Помню, я задавалась вопросом: в состоянии ли эти молодые люди с неопределенными источниками существования, уединяющиеся парами лишь эпизодически, в каких-нибудь заброшенных строениях или сараях, на пустырях, в пригородных рощах, в состоянии ли они произнести эти слова: «Люблю… Любишь?.. Навеки?..» Все эти и подобные им кинофразы казались кодом обладания, права собственности, обязательства, ныне все более становившихся фикцией.
Эмили страдала, как и положено в ее возрасте, безнадежно страдала по своему избраннику, герою двадцати двух лет. А герой неожиданно, каким-то даже таинственным образом, вдруг остановил на ней свой выбор. И Эмили стала его девушкой, избранной из многих, ее признал он и признали окружающие. Она теперь постоянно сопровождала его, находилась рядом на мостовой, бок о бок участвовала в вылазках, и люди привычно и естественно обращались к ней: «Эмили, Джеральд сказал… Эмили, Джеральд просил тебе передать…»
Из глубин страдания она воспарила в выси блаженства, расцвела, похорошела. Глаза ее светились, когда она стояла рядом с ним. Или когда опускалась на краешек дивана, чтобы ненадолго остаться наедине с собой, отдалиться от него, ибо от такой блаженной нагрузки хоть иногда требовалась передышка. Теперь Эмили сияла восторгом и исходила изумлением, не замечая ничего и никого вокруг, в том числе, разумеется, и меня. Я понимала, что все внутри нее клокочет: «Он выбрал меня? Он выбрал меня!» О том, что ей всего тринадцать, Эмили не задумывалась. Такие подробности замечают в моем возрасте. «Тело готово — все в порядке, для секса созрела», — вот как рассуждают юнцы.
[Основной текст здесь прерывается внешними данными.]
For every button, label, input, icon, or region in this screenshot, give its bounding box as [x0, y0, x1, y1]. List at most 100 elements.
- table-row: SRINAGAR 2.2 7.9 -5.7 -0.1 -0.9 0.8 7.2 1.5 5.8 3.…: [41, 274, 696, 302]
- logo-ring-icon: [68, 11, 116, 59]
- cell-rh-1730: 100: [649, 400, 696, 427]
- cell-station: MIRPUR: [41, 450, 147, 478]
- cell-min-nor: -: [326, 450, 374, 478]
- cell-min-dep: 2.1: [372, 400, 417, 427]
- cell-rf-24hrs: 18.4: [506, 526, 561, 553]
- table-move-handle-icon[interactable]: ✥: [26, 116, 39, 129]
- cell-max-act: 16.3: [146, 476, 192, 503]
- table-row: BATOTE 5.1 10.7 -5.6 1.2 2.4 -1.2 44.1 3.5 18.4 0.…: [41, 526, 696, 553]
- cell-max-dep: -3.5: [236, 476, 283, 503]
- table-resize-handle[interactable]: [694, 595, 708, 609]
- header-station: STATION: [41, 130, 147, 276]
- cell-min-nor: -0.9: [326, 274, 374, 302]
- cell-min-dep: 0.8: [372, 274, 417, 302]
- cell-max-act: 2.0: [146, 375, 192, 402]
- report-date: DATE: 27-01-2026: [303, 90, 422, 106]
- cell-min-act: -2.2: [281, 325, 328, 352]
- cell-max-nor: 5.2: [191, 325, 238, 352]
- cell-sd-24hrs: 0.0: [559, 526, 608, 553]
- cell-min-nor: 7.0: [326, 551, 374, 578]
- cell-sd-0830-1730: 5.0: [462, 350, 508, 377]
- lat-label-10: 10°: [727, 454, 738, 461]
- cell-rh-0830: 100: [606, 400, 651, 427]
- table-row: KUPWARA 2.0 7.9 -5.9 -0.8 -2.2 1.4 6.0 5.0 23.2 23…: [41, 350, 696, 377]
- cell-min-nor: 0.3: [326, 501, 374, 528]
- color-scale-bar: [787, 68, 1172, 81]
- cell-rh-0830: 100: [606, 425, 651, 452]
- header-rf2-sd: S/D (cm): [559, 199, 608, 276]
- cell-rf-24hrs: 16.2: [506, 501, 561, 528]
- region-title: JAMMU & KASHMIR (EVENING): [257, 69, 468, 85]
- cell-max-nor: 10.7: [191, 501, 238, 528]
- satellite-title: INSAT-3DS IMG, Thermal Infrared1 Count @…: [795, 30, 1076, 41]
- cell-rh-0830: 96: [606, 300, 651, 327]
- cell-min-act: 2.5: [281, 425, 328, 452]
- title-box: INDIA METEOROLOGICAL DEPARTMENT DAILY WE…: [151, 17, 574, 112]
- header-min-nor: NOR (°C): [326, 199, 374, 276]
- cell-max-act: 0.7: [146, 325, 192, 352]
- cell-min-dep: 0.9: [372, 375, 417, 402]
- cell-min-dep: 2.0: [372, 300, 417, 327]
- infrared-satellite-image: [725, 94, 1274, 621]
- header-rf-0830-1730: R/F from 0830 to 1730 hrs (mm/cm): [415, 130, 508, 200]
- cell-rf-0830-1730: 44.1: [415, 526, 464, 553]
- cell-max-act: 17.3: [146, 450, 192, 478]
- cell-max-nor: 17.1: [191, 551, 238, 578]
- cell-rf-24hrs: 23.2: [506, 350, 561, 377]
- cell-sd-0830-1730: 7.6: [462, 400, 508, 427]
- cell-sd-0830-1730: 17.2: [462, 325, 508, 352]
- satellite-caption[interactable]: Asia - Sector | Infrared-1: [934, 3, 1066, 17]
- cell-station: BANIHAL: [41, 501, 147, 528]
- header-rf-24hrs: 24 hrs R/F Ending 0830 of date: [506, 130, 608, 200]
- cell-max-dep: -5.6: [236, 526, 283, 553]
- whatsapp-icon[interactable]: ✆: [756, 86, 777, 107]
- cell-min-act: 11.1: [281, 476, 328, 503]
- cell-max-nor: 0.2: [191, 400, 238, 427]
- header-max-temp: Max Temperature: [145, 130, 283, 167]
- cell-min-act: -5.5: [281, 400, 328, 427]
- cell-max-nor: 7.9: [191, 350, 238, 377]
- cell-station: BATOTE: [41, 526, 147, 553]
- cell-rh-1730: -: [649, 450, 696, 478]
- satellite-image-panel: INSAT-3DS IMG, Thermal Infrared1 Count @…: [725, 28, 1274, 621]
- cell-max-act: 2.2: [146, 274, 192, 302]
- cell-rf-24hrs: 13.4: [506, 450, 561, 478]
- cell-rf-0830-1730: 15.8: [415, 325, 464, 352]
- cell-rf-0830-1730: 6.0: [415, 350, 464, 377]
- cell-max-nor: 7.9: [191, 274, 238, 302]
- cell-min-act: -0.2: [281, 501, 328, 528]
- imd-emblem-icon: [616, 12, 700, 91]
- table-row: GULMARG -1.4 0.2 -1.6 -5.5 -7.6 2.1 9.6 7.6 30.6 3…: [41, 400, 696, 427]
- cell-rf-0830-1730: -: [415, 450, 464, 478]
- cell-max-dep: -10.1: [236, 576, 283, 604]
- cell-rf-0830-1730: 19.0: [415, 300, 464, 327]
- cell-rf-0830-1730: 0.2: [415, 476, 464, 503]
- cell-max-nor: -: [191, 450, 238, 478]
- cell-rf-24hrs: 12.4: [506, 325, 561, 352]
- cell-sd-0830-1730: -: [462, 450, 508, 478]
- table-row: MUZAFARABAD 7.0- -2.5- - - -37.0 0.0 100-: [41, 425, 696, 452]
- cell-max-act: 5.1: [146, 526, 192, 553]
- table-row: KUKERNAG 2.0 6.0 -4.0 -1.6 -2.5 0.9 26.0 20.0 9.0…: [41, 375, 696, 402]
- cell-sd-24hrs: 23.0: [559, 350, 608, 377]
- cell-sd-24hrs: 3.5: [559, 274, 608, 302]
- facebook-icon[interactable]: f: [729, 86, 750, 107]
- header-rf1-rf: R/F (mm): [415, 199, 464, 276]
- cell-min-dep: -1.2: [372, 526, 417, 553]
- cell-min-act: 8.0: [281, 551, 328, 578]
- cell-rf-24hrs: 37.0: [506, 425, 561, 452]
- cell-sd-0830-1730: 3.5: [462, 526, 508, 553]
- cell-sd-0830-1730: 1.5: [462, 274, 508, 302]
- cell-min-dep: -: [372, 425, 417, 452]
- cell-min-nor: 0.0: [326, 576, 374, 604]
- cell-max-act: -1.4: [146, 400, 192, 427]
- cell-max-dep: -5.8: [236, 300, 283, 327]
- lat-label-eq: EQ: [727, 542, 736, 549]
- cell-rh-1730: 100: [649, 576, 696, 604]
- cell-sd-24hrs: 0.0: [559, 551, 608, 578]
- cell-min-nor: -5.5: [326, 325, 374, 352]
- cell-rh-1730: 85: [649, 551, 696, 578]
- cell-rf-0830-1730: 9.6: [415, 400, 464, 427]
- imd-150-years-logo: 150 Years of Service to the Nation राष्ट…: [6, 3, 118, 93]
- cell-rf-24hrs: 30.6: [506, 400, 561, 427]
Но жизнь тех молодых людей фокусировалась не на спаривании, и даже при формировании пар брались за основу не сексуальные аспекты. Индивидуальное и парное подчинялось коммунальному, общественному, они терлись плечами, мнениями, они как будто пробовали друг друга на вкус, на запах, поглощали друг друга, наслаждались каким-то хорошо размешанным крошевом из индивидуальностей.
Но, будучи частью общественного действа, коллектива, Эмили оставалась и существом женского пола в традиционном понимании. Конечно, она желала остаться наедине с Джеральдом, как это практиковалось испокон веков.
Но каким образом?
То, чего ей хотелось, коллективом не приветствовалось. Эмили чувствовала себя виновной, даже преступницей. Она считала себя ходячим анахронизмом.
Принимая во внимание характер наших отношений, я помалкивала, не лезла ни с советами, ни с комментариями.
То, что я знала, открылось мне лишь из личных наблюдений. Видела я, что Эмили переполняли, разрывали невыполнимые желания, ослепляли ее, заставляли дрожать и потеть. Росшую и крепнувшую в ней потребность невозможно было удовлетворить мимолетными объятиями на щелястом полу пустующей комнаты или в зарослях кустарника на пустыре. Вокруг Эмили кипела жизнь, и везде Джеральд оказывался в эпицентре событий, куда бы она ни кинула взор, везде и всегда энергичный, деятельный, занятой. А ее терзало свирепое чувство, бросало в жар и в холод, в радость и в тоску. И она боялась выдать это состояние словом или жестом, страшась потерять место среди этих людей, лишиться принадлежности к племени. Чем не причина для уединения, для возвращения к старому другу Хуго. И она возвращалась, обнимала его, а он скорбно стонал, прекрасно понимая, в каком качестве его используют.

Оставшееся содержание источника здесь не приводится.